Assenti, enxugando as lágrimas. Era difícil aceitar, mas era a dura verdade.

— Precisamos achar essas pessoas. Acabar com essa seita maligna. Cada um deles. — disse, firme. Segurando a coleira contra o peito.

— E vamos. — respondeu, olhando a estrada adiante.

Quando ele me deixou em casa, se virou para mim antes que eu saísse.

— Vou continuar investigando as pessoas do DNA coletado no teatro. Preciso que você se mantenha na linha até lá.

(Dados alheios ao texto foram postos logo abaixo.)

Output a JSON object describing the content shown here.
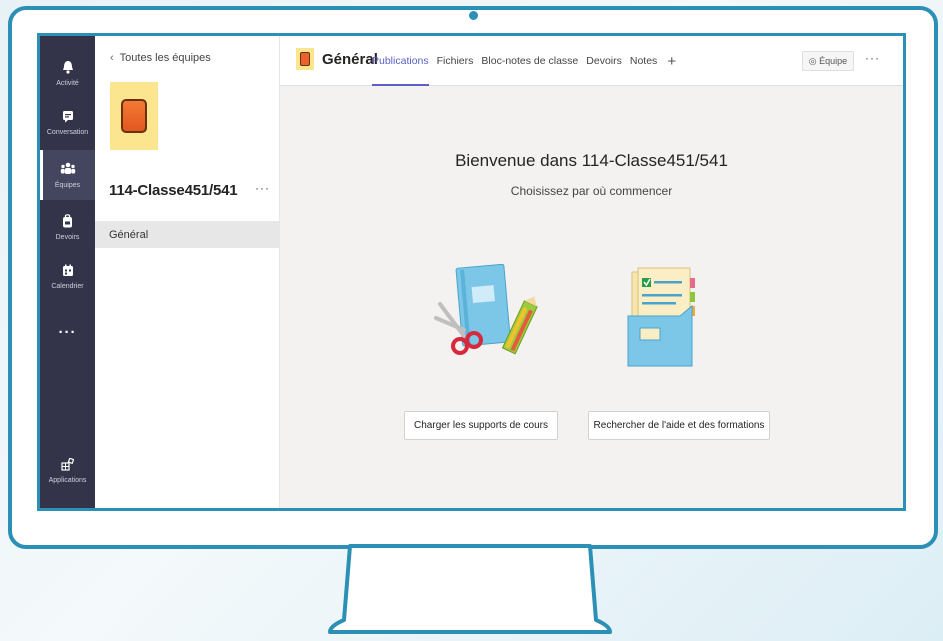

— Promete que vai me chamar assim que decidir ir atrás deles?

— Prometo.

— Acho bom não agir sozinho... quero fazer parte disso. Você sabe, é importante pra mim. — olhei para ele por um momento, ele assentia. Me aproximei de pressa e dei um beijo tão rápido quanto saí do carro.

— Não falte o seu trabalho, Selinne. — ele disse antes de fechar a porta acima da cabeça.

Ativei minhas garras e subi rápido até meu apartamento. O sol nasceria logo, e eu precisava de muita energia para os dias que viriam.